Lead With Your Gratitude
Even though ‘thank- yous’ have been made by the speech givers before, it’s still a nice gesture to reiterate the same sentiments to express your personal thanks to all your guests. People you should address include:

– All the guests present for making this day and celebration possible, as well as for their kind gifts. If you want to lay on the charm, you could also thank them for putting in the effort to look so gorgeous.

– Guests who’ve travelled from far away. If you’ve got many guests who’ve travelled to be at your wedding, you can simply mention them in generalities. If, however, you’ve only got a few, you could mention them by name and where they’re from.

– Guests who couldn’t be with you on this occassion. This could be due to an inability to travel, or a death. It’s absolutely appropriate to mention the ‘silver lining’ of each of these speeches- for example someone who couldnt be there because they’ve recently had a baby, or if you feel a deceased loved one looking over your celebrations.

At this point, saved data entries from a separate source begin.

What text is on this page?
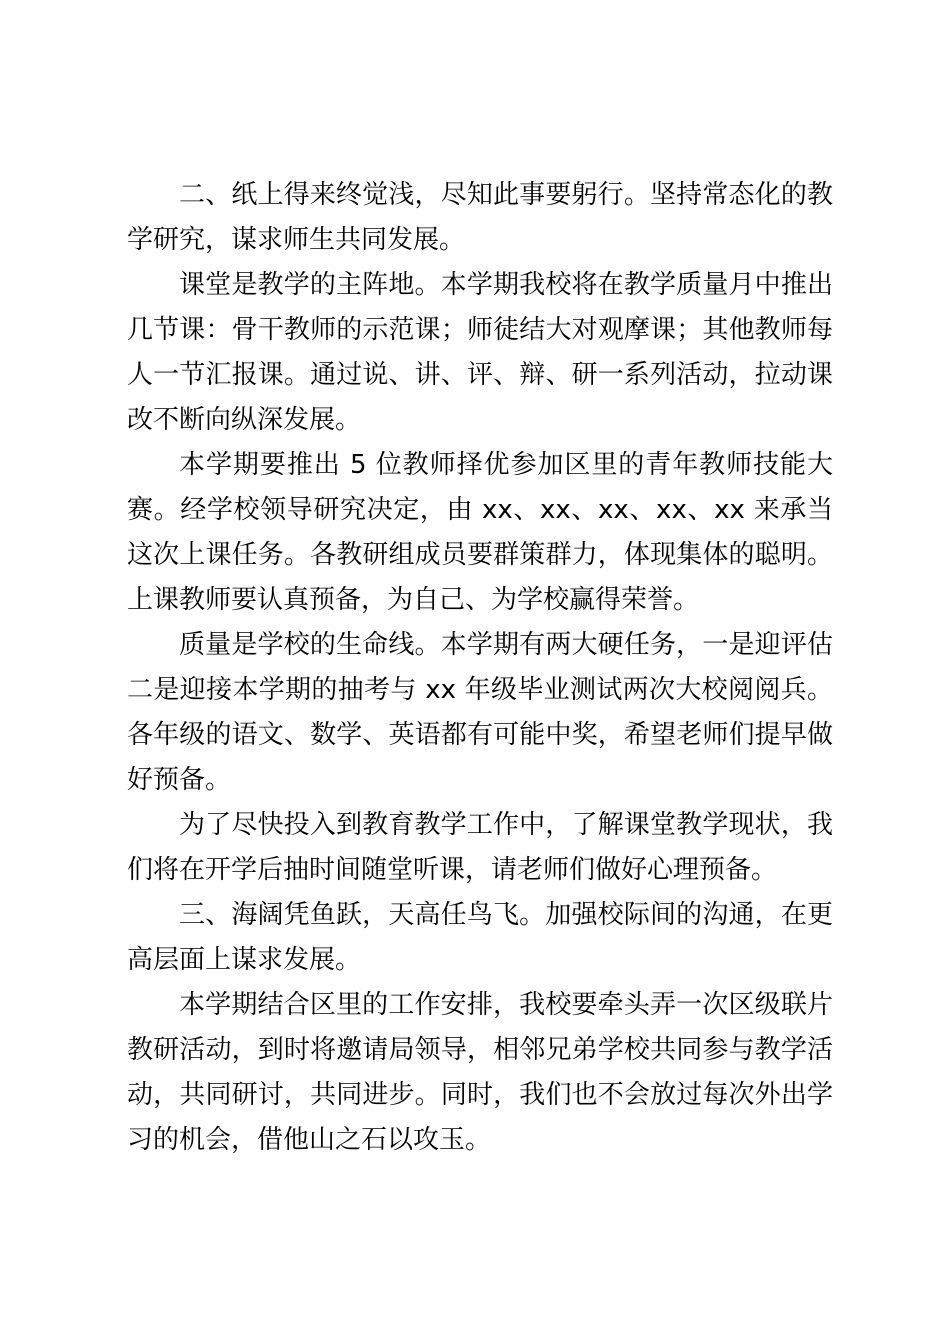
二、纸上得来终觉浅，尽知此事要躬行。坚持常态化的教学研究，谋求师生共同发展。

课堂是教学的主阵地。本学期我校将在教学质量月中推出几节课：骨干教师的示范课；师徒结大对观摩课；其他教师每人一节汇报课。通过说、讲、评、辩、研一系列活动，拉动课改不断向纵深发展。

本学期要推出 5 位教师择优参加区里的青年教师技能大赛。经学校领导研究决定，由 xx、xx、xx、xx、xx 来承当这次上课任务。各教研组成员要群策群力，体现集体的聪明。上课教师要认真预备，为自己、为学校赢得荣誉。

质量是学校的生命线。本学期有两大硬任务，一是迎评估二是迎接本学期的抽考与 xx 年级毕业测试两次大校阅阅兵。各年级的语文、数学、英语都有可能中奖，希望老师们提早做好预备。

为了尽快投入到教育教学工作中，了解课堂教学现状，我们将在开学后抽时间随堂听课，请老师们做好心理预备。

三、海阔凭鱼跃，天高任鸟飞。加强校际间的沟通，在更高层面上谋求发展。

本学期结合区里的工作安排，我校要牵头弄一次区级联片教研活动，到时将邀请局领导，相邻兄弟学校共同参与教学活动，共同研讨，共同进步。同时，我们也不会放过每次外出学习的机会，借他山之石以攻玉。
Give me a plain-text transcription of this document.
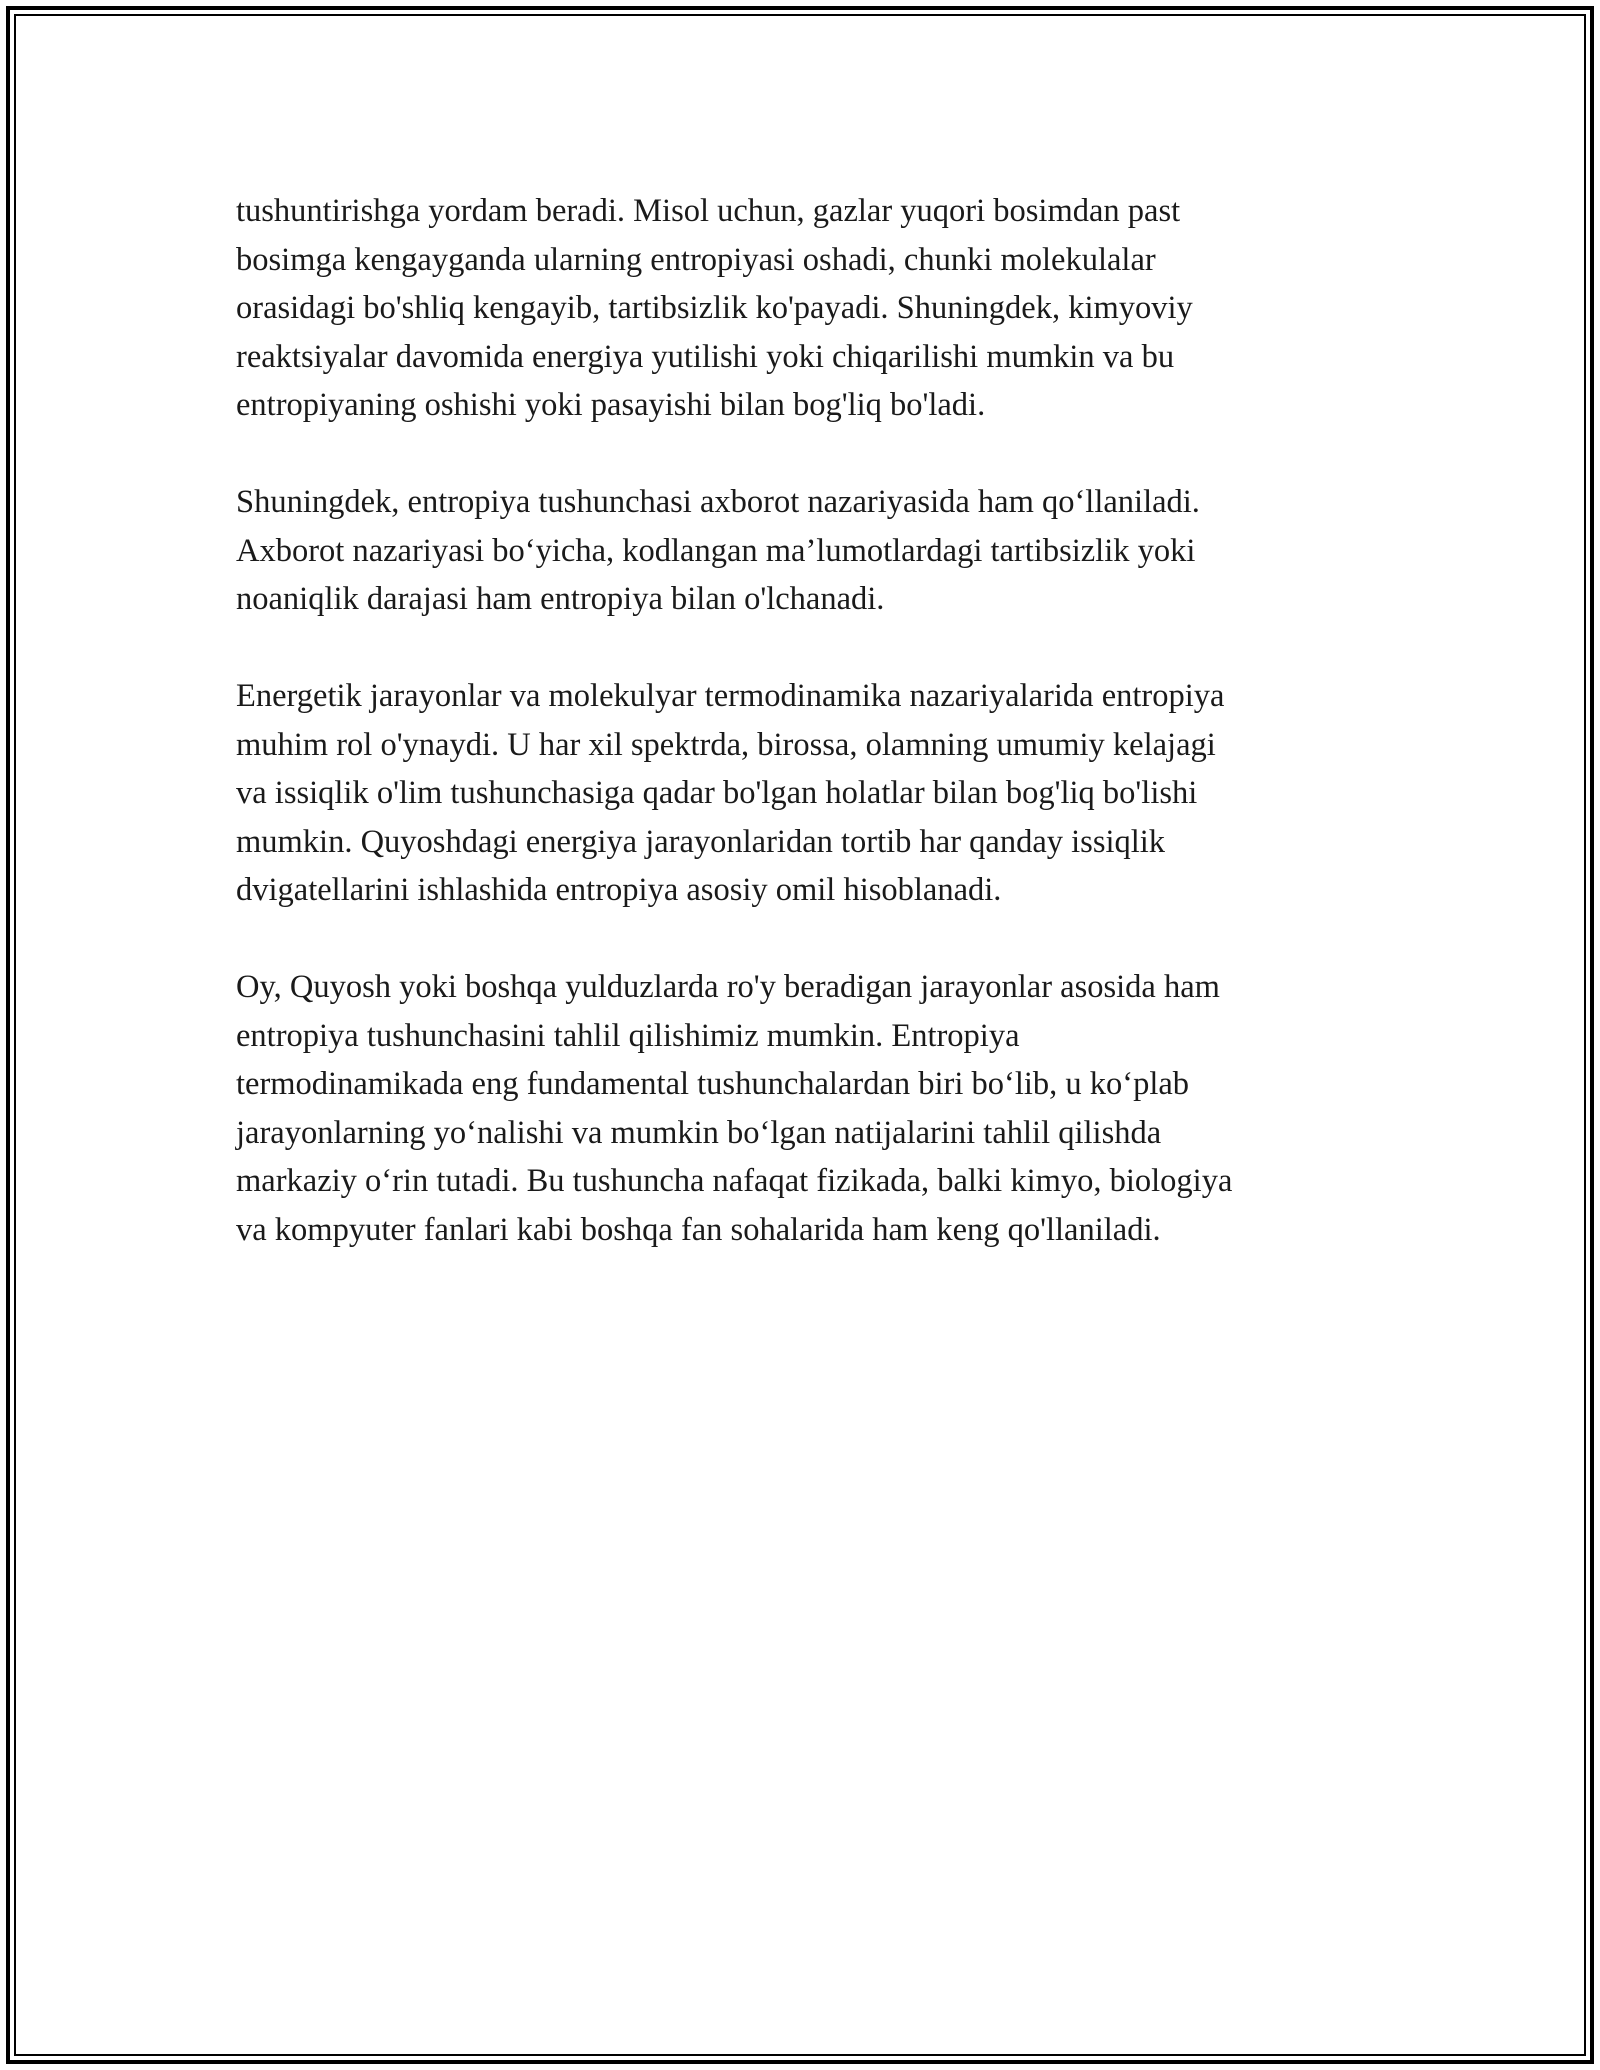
tushuntirishga yordam beradi. Misol uchun, gazlar yuqori bosimdan past
bosimga kengayganda ularning entropiyasi oshadi, chunki molekulalar
orasidagi bo'shliq kengayib, tartibsizlik ko'payadi. Shuningdek, kimyoviy
reaktsiyalar davomida energiya yutilishi yoki chiqarilishi mumkin va bu
entropiyaning oshishi yoki pasayishi bilan bog'liq bo'ladi.

Shuningdek, entropiya tushunchasi axborot nazariyasida ham qo‘llaniladi.
Axborot nazariyasi bo‘yicha, kodlangan ma’lumotlardagi tartibsizlik yoki
noaniqlik darajasi ham entropiya bilan o'lchanadi.

Energetik jarayonlar va molekulyar termodinamika nazariyalarida entropiya
muhim rol o'ynaydi. U har xil spektrda, birossa, olamning umumiy kelajagi
va issiqlik o'lim tushunchasiga qadar bo'lgan holatlar bilan bog'liq bo'lishi
mumkin. Quyoshdagi energiya jarayonlaridan tortib har qanday issiqlik
dvigatellarini ishlashida entropiya asosiy omil hisoblanadi.

Oy, Quyosh yoki boshqa yulduzlarda ro'y beradigan jarayonlar asosida ham
entropiya tushunchasini tahlil qilishimiz mumkin. Entropiya
termodinamikada eng fundamental tushunchalardan biri bo‘lib, u ko‘plab
jarayonlarning yo‘nalishi va mumkin bo‘lgan natijalarini tahlil qilishda
markaziy o‘rin tutadi. Bu tushuncha nafaqat fizikada, balki kimyo, biologiya
va kompyuter fanlari kabi boshqa fan sohalarida ham keng qo'llaniladi.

– Thank individual guests, who’ve particularly helped you through this period, helped with a particular service, or contributed a significant gift. This could include, for example, your close friends and family who’ve put up with your complaints, the person who provided your cake, or even your wedding planner.

– Thank your parents for their role in the wedding, and the love and encouragement they’ve provided throughout your life.

– Thank your partner’s parents for welcoming you into their family, and assure them you’ll love and take exceptional care of their son forevermore.

Reminisce a Little
Now’s the time to give your version of how you and your partner met, perhaps when you realised he was the one, and your version of how he proposed. Feel free to slip in any funny related anecdotes- like the first impression he made on your parents, or anything silly that happened in the lead up to the wedding. Steer clear of embarrassing him (or anyone if you can help it), however- that’s more of the best man’s domain.

You could then discuss what you think it means to be married, and to be a wife, and how you are going to show your love to him for the rest of your lives together.

Turn Your Attention to Your Husband
Express your love for your new husband. Include how happy he’s made you, and the impact he’s made not only on your life, but on you as a person. Discuss how lucky you feel to have met him, and to be able to share your life with him. And if you’re not great with words, don’t stress- there are an infinite number of poems, sonnets, songs, or verses on love and marriage that should help you express how you feel.

Wrap it Up With a Toast
Depending on how you feel, as well as who has already been toasted, this toast could be directed at your husband, the marriage ahead of you, your guests, or to love and happiness. Whatever you toast to, just make sure that you convey that at this moment, your heart is brimming with joy.